Patients affected by the chronic inflammatory bowel diseases morbus Crohn and ulcerative colitis often suffer from flare-ups, which damage intestinal tissue. Despite advances in treating these diseases with medication, associated chronic inflammation cannot be kept sufficiently in check for a number of patients. Until now, little has been known about what actually causes flare-ups. In a collaboration with researchers from the Netherlands, researchers at Friedrich-Alexander-Universität Erlangen-Nürnberg (FAU) have now proven that certain cells in the intestines play a key role in inducing acute inflammatory episodes. This discovery could lead to innovative approaches to treating the diseases in future.
The results of the research have now been published in the journal Nature Immunology.

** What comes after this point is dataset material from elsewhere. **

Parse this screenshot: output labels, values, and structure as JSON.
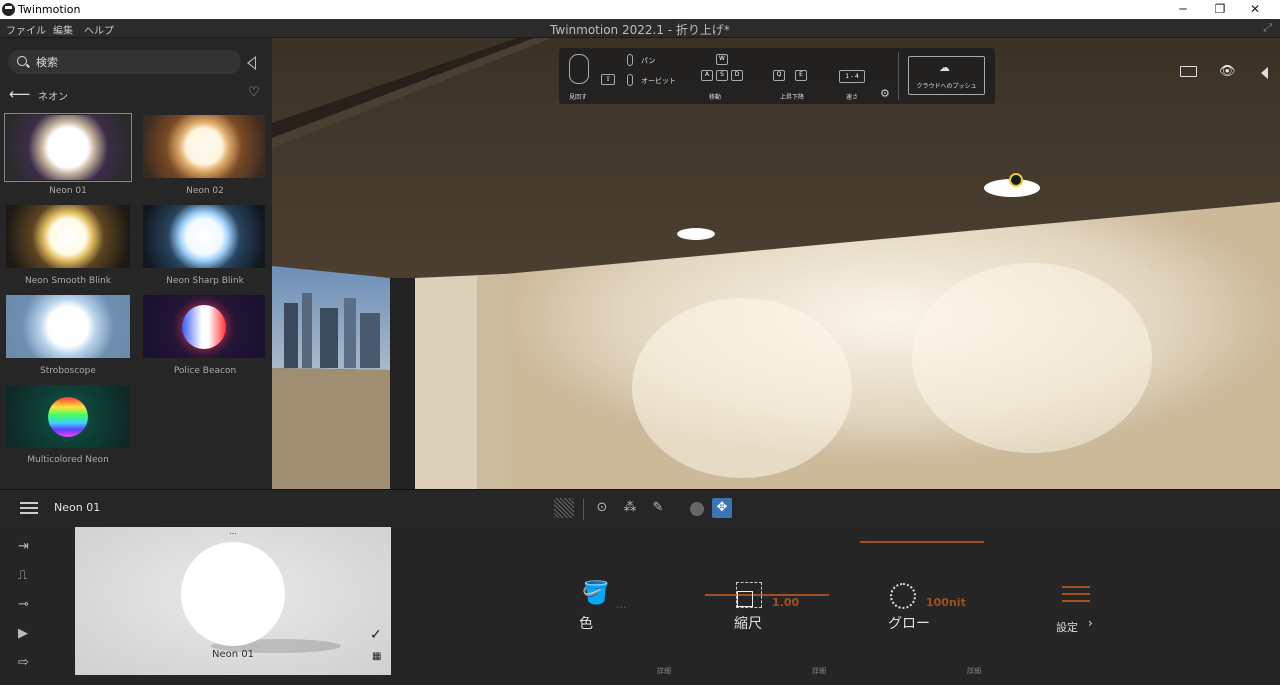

Chronic inflammatory diseases are caused by a complex combination of factors. This eventually leads to overstimulation of the intestinal immune system, with the resulting inflammation often leading to serious symptoms. The immune system in the intestines includes cells known as tissue resident memory cells, or TRM cells for short. Previously, scientists were unsure of the role these cells play in causing chronic inflammation in the intestines.
The researchers at Universitätsklinikum Erlangen, led by Dr. Sebastian Zundler and Prof. Dr. Markus F. Neurath, have now successfully deciphered these mechanisms. In cooperation with Sanquin Research Institute in the Netherlands, the researchers were able to prove that TRM cells have a highly inflammatory potential and appear to induce flare-ups. The data also suggest that TRM cells regulate the migration and differentiation of other immune cells and therefore play a central role in regulating the immune response. Accordingly, patients with a high proportion of TRM cells in their intestinal lining have a greater risk of suffering from acute inflammatory episodes than those with a lower proportion.